年間休日選択制の導入で、5段階の休日数を選ぶオールコネクトの社員(同社提供)

 通信インフラサービスを取り扱うオールコネクト(本社福井県福井市栂野町、岩井宏太社長)は働き方改革の一環として、社員が5段階の年間休日数を選択できる制度を7月から試行導入した。福井県内企業では極めて珍しい制度という。ワークライフバランスの実現が目的で、休日は最大150日まで選べる。

 同社の年間休日数はこれまで、コールセンター業務や総務などは107日、ウェブデザイナーなどは120日と、採用段階で決めていた。

 多様な働き方が求められる時代の中、画一的に年間休日を決める制度では社員1人1人の年齢や生活、ライフステージに対応できないため、選択制を導入した。年ごとに変更できる柔軟な制度となっている上、社員自身が業務で最も成果を上げる環境を選ぶことで、生産性の向上にもつながるとしている。

 休日数は107日、120日、130日、140日、150日。対象は同社グループの社員とアルバイトの計780人。どんな業務でも5段階から選択でき、給与は休日数と業種に応じた基準を提示する。毎年12月に希望休日数をヒアリングし、翌1月から1年間適用する。

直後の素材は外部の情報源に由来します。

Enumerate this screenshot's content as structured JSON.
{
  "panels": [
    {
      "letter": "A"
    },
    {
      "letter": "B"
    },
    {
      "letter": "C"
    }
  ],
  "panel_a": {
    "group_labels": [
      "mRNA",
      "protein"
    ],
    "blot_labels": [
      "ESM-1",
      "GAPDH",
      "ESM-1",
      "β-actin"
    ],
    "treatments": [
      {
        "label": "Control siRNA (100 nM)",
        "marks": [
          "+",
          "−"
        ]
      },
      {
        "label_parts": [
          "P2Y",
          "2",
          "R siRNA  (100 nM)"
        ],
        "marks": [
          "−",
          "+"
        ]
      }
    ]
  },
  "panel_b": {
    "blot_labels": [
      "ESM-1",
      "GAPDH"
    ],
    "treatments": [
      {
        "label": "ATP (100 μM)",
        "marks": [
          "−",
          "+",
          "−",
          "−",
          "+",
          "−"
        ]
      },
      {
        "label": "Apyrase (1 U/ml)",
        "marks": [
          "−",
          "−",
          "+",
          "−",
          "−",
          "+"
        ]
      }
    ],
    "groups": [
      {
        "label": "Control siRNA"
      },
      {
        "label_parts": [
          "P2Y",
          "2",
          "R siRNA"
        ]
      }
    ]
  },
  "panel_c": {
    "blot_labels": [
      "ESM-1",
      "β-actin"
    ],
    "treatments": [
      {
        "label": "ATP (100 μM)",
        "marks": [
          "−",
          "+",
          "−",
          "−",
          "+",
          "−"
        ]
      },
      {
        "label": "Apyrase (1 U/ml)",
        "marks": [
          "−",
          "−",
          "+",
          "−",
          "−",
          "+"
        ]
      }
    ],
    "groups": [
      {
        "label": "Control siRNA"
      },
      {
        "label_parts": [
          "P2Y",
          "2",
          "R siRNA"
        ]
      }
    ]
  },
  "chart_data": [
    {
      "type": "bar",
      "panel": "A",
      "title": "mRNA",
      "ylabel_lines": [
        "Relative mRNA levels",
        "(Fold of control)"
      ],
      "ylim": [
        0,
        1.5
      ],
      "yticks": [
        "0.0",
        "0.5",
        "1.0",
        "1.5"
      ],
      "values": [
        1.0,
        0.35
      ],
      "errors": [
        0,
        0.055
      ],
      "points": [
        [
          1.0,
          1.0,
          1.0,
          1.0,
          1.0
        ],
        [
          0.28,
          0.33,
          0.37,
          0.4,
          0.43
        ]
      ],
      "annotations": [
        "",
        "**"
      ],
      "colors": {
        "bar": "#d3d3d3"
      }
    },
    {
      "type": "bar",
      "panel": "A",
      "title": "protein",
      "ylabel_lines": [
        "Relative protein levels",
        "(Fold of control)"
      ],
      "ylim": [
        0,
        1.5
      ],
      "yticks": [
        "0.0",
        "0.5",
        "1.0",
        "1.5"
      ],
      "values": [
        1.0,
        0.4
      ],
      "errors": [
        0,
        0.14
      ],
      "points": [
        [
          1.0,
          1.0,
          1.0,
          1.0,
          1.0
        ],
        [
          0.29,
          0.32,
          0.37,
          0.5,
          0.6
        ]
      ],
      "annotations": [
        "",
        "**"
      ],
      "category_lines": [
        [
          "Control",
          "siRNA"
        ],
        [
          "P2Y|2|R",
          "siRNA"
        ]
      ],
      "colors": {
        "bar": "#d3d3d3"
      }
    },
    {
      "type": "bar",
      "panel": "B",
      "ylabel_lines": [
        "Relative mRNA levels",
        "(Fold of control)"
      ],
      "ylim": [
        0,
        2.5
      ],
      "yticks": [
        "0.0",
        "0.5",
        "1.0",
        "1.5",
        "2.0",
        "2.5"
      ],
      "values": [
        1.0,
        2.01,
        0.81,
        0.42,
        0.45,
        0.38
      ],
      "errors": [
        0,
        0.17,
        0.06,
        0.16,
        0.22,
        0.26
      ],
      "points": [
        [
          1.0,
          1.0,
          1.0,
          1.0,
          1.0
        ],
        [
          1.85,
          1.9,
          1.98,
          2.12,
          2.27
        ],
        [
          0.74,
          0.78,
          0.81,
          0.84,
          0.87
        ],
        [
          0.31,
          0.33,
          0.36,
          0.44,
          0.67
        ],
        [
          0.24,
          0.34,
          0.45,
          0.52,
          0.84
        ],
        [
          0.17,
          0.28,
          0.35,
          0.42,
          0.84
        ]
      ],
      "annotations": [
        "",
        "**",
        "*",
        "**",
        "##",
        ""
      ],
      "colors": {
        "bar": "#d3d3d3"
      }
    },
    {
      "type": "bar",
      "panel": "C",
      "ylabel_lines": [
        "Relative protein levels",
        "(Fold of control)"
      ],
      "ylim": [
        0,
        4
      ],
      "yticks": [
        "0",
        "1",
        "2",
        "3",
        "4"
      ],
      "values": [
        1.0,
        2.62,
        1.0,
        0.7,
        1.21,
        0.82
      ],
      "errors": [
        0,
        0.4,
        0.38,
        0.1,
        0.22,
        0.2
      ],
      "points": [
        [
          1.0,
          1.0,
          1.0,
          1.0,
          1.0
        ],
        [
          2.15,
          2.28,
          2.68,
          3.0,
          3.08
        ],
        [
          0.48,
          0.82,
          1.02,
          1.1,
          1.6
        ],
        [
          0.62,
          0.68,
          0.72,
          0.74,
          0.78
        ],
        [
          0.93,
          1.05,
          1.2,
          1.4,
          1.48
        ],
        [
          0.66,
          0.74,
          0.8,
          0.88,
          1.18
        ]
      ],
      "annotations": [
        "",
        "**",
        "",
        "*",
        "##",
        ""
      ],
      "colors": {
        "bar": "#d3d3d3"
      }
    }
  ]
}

 7月の試行導入では半年間の休日数を選択し、約2割の161人が従来の日数から変更した。休日数を増やした30代男性社員は「新型コロナウイルスの影響で在宅勤務となり、子どもと触れる時間が増えた。父親として子どもの成長を支え、妻の家事・育児の負担を減らしたいと思った」と話した。

 新型コロナ感染拡大でテレワークが進んでおり、「何時間働いたか、どれだけ出社したかではなく、どれだけ成果をあげたかが重要」と広報担当者。同社の人事評価は実績と規律、姿勢を基準とし、年間休日を増やしても評価に影響はないという。さらに今後は報酬制度見直しや兼業制度の確立にも着手するとしている。